"The people are the sea that the revolutionary swims in."
Mao Zedong, 1937
"... and the terrorist."
Jack Carney, 2015
Part I -- Little Has Changed:
"It's the guns," a friend of mine posted on Facebook the day after the San Bernardino shootings. Yes, I agree it's the guns, particularly the assault rifles.
Yes, they should be registered, as New York's SAFE Law -- Secure Ammunition and Firearms Enforcement Act -- has made mandatory for state residents. SAFE was passed in January, 2013, in the aftermath of the Newtown school shootings, at the behest of Governor Andrew Cuomo. Several of its provisions were and remain controversial, although the law has passed constitutional muster in the courts. Those same provisions, particularly assault rifles' renewable five-year registration period and the ten-round limit placed on the size of their magazines, appear, at least to me, unenforceable. No data on the impact of SAFE on gun safety and the reduction of gun-related deaths have yet been released. Interestingly, the California state legislature intends to follow suit, having voted to place a referendum, entitled "Safety For All," on the 2016 ballot. The California initiative will require background checks for the purchase of assault-rifle bullets and will limit the size of assault-rifle magazines.
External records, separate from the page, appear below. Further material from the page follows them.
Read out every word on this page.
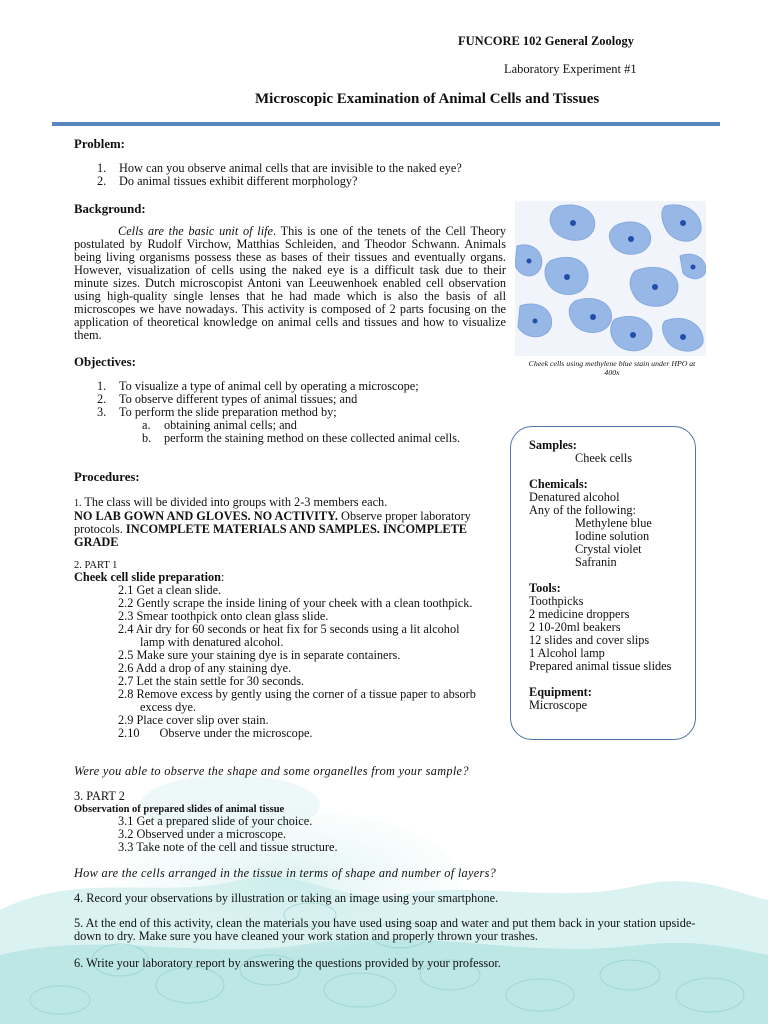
FUNCORE 102 General Zoology

Laboratory Experiment #1

Microscopic Examination of Animal Cells and Tissues

Problem:

1. How can you observe animal cells that are invisible to the naked eye?
2. Do animal tissues exhibit different morphology?

Background:

Cells are the basic unit of life. This is one of the tenets of the Cell Theory postulated by Rudolf Virchow, Matthias Schleiden, and Theodor Schwann. Animals being living organisms possess these as bases of their tissues and eventually organs. However, visualization of cells using the naked eye is a difficult task due to their minute sizes. Dutch microscopist Antoni van Leeuwenhoek enabled cell observation using high-quality single lenses that he had made which is also the basis of all microscopes we have nowadays. This activity is composed of 2 parts focusing on the application of theoretical knowledge on animal cells and tissues and how to visualize them.

Cheek cells using methylene blue stain under HPO at 400x

Objectives:

1. To visualize a type of animal cell by operating a microscope;
2. To observe different types of animal tissues; and
3. To perform the slide preparation method by;
a. obtaining animal cells; and
b. perform the staining method on these collected animal cells.	Samples:
Cheek cells
Chemicals:
Denatured alcohol
Any of the following:
Methylene blue
Iodine solution
Crystal violet
Safranin
Tools:
Toothpicks
2 medicine droppers
2 10-20ml beakers
12 slides and cover slips
1 Alcohol lamp
Prepared animal tissue slides
Equipment:
Microscope

Procedures:

1. The class will be divided into groups with 2-3 members each.
NO LAB GOWN AND GLOVES. NO ACTIVITY. Observe proper laboratory protocols. INCOMPLETE MATERIALS AND SAMPLES. INCOMPLETE GRADE

2. PART 1

Cheek cell slide preparation:

2.1 Get a clean slide.
2.2 Gently scrape the inside lining of your cheek with a clean toothpick.
2.3 Smear toothpick onto clean glass slide.
2.4 Air dry for 60 seconds or heat fix for 5 seconds using a lit alcohol lamp with denatured alcohol.
2.5 Make sure your staining dye is in separate containers.
2.6 Add a drop of any staining dye.
2.7 Let the stain settle for 30 seconds.
2.8 Remove excess by gently using the corner of a tissue paper to absorb excess dye.
2.9 Place cover slip over stain.
2.10 Observe under the microscope.

Were you able to observe the shape and some organelles from your sample?

3. PART 2

Observation of prepared slides of animal tissue

3.1 Get a prepared slide of your choice.
3.2 Observed under a microscope.
3.3 Take note of the cell and tissue structure.

How are the cells arranged in the tissue in terms of shape and number of layers?

4. Record your observations by illustration or taking an image using your smartphone.

5. At the end of this activity, clean the materials you have used using soap and water and put them back in your station upside-down to dry. Make sure you have cleaned your work station and properly thrown your trashes.

6. Write your laboratory report by answering the questions provided by your professor.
But, down deep, I believe it's fear, an elemental fear that appears to be gripping most Americans, particularly white Americans, of "the other", i.e., anyone or any group that threatens their privileged status and self-identity as members of the political and social majority, that threatens to displace them. Historically, that status and self-identity have been built on the backs of the marginalized and the scapegoated, whose numbers have expanded over the recent years. Move over black Americans, Native Americans and those labeled mentally ill. Make room for all Muslims, Syrian refugees and any immigrants. And let's not forget the poor, black and white, folks beyond the pale, who lose their social welfare benefits because they've become invisible and can't recall that they're U.S. citizens and can vote to protect their self-interests. And folks who never expected to lose their special status at their age, middle-aged white Americans, who've lost their jobs and their self- identity, who've become superfluous, and drink or drug themselves to death or find some other means, like a gun, to kill themselves.